Ele que desde a última eleição é um peemedebista de carteirinha não deve estar ainda ambientado a forma do PMDB governar. 

Tudo, rigorosamente tudo, o que aconteceu até agora no governo interino era previsível, claro que nem o mais pessimista dos brasileiros poderia imaginar que a irresponsabilidade do novo governo pudesse chegar a tanto. E talvez não chegue. 

 Enquanto o Ministro Henrique Meirelles fala em sacrifício de todos para tirar o Brasil do buraco, sem criação ou aumento de impostos, mas com contensão de gastos públicos para que o país volte a crescer, a Câmara dos Deputados aprova despesas com aval do Planalto, deixando claro que somente a população que não não faz parte do quadro de funcionários públicos vão arcar com o tal sacrifício propagado pelo Ministro da Fazenda.

 Os especialistas em contas públicas poderão fazer vários ensaios para estimar o impacto nas contas públicas do aumento para o funcionalismo aprovado na calada da noite na Câmara, mas que depende de votação no Senado e ainda vai precisar ser sancionado por Temer. 

É ai que pode estar o xis da questão. 

 Tudo muito lindo para os servidores, tudo horroroso para a população sem esperança, pois o rombo anunciado de R$ 170 bi não comportaria mais esse gasto extraordinário e que alguém precisa pagar, mas tudo pode não passar de um jogo de cena, até que o impeachment se concretize de fato. 

O efeito num primeiro momento é devastador e suficiente para demover Senadores que antes estavam irredutíveis pelo afastamento definitivo de Dilma Rousseff já começassem a rever seus conceitos, votos e opinar sobre as questões que vão além do aumento aprovado na Câmara. 

A dose, ou melhor overdose, foi suficiente para que a população esquecesse momentaneamente os áudios gravados por Sérgio Machado, e a mídia (golpista ou não) só falasse no assunto.

 Conveniente não? 

 O impeachment passando, o Senado ainda pode rejeitar as bondades aprovadas na Câmara, ou mesmo que não queira se comprometer com os servidores podem deixar a batata, que a esta altura já estará bastante quente, para o próprio Michel Temer usar o seu poder de veto, recolocando os funcionários públicos na vala comum dos que vão pagar a conta do deficit e onde já se encontra os outros pobres mortais brasileiros. 
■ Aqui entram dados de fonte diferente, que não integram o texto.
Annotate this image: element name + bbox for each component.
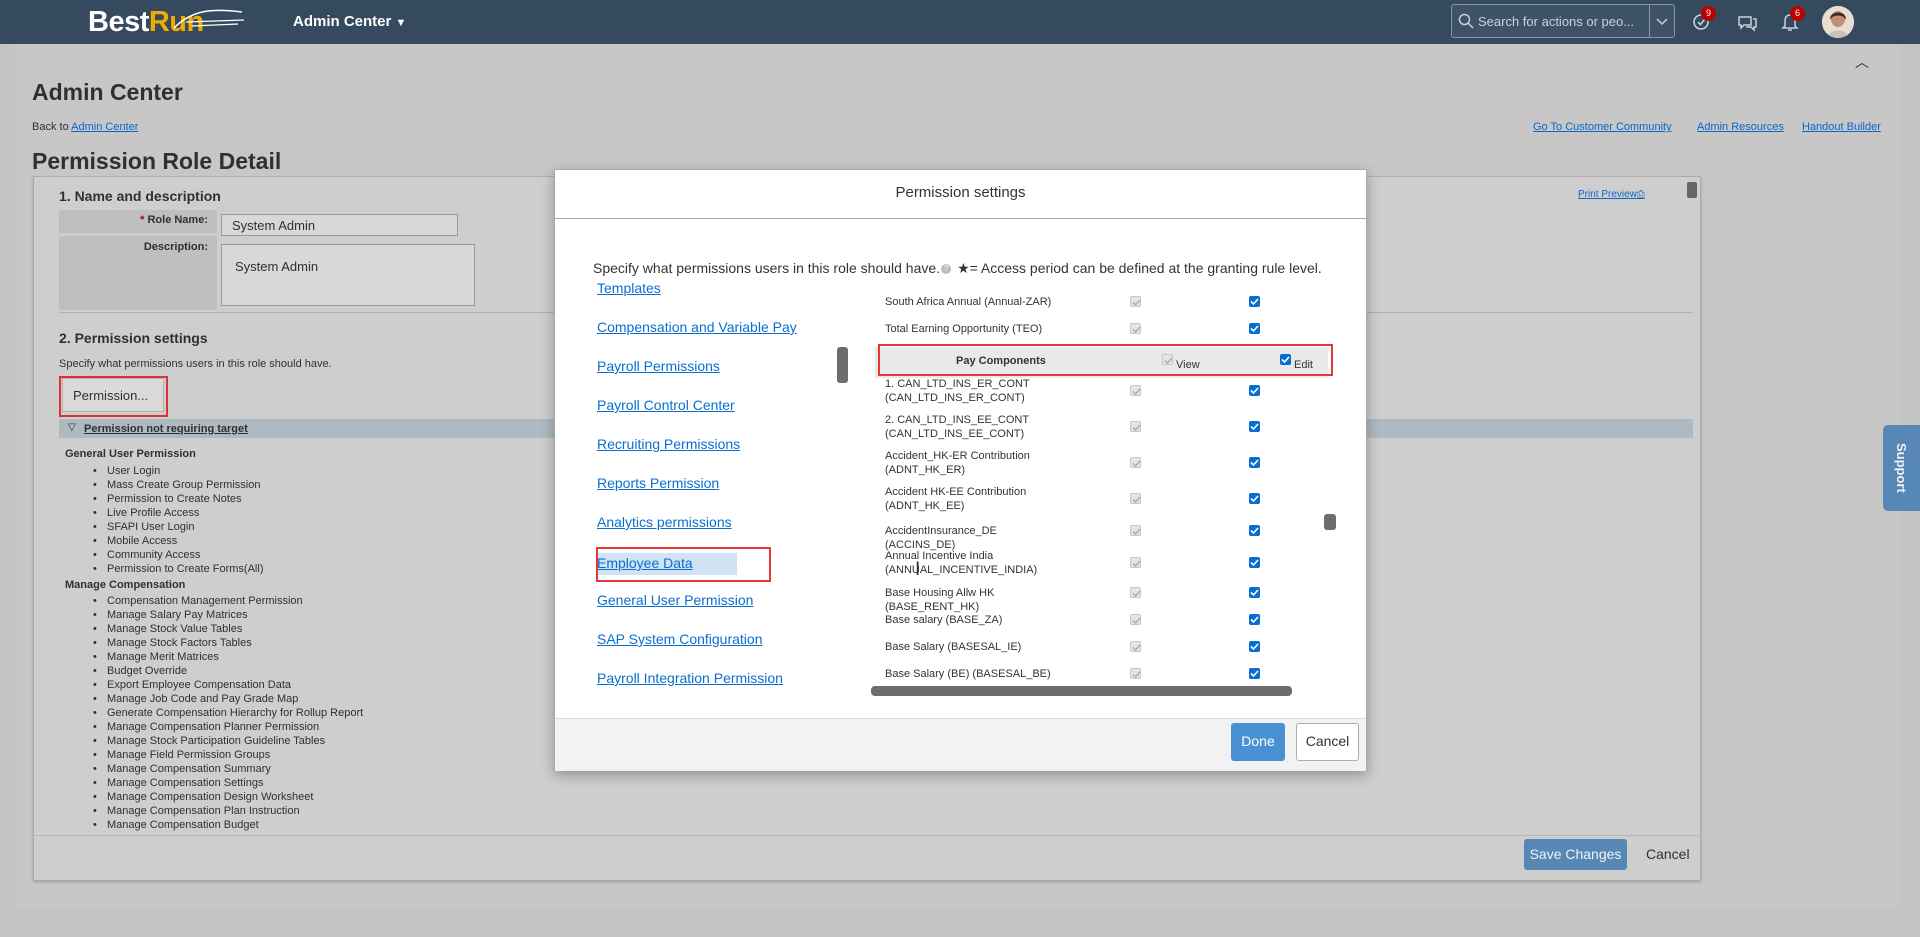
edit-checkbox[interactable] — [1249, 614, 1260, 625]
logo-swoosh-icon — [173, 9, 245, 29]
view-checkbox[interactable] — [1130, 641, 1141, 652]
category-link[interactable]: Analytics permissions — [597, 514, 732, 530]
todo-badge: 9 — [1701, 6, 1716, 21]
notifications-button[interactable]: 6 — [1777, 6, 1805, 35]
search-input[interactable]: Search for actions or peo... — [1451, 4, 1675, 38]
chevron-down-icon — [1656, 18, 1668, 26]
permission-row-label: AccidentInsurance_DE (ACCINS_DE) — [885, 525, 997, 551]
access-period-note: ★= Access period can be defined at the g… — [957, 260, 1322, 276]
todo-button[interactable]: 9 — [1688, 6, 1716, 35]
permission-row-label: 1. CAN_LTD_INS_ER_CONT (CAN_LTD_INS_ER_C… — [885, 378, 1030, 404]
edit-checkbox[interactable] — [1249, 421, 1260, 432]
category-link[interactable]: Reports Permission — [597, 475, 719, 491]
edit-checkbox[interactable] — [1249, 525, 1260, 536]
permission-row-label: Base Salary (BASESAL_IE) — [885, 641, 1022, 653]
edit-checkbox[interactable] — [1249, 323, 1260, 334]
view-checkbox[interactable] — [1130, 296, 1141, 307]
category-link[interactable]: SAP System Configuration — [597, 631, 763, 647]
edit-checkbox[interactable] — [1249, 493, 1260, 504]
admin-center-menu[interactable]: Admin Center ▼ — [293, 13, 406, 30]
view-checkbox[interactable] — [1130, 323, 1141, 334]
admin-center-menu-label: Admin Center — [293, 13, 392, 30]
view-checkbox[interactable] — [1130, 457, 1141, 468]
permission-settings-dialog: Permission settings Specify what permiss… — [554, 169, 1367, 771]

 Feito isso, poderão retomar o discurso de austeridade anunciado reiteradas vezes por Henrique Meirelles e repetido por Michel Temer que tem se esforçado para deixar de ser decorativo, e o recuo tão comum nesta gestão, nem será criticado, afinal de contas Temer não tem compromisso com o erro, pelo menos eu espero que não. 

 Se eu estiver divagando no tema, completamente equivocado, o Brasil vai estar lascado.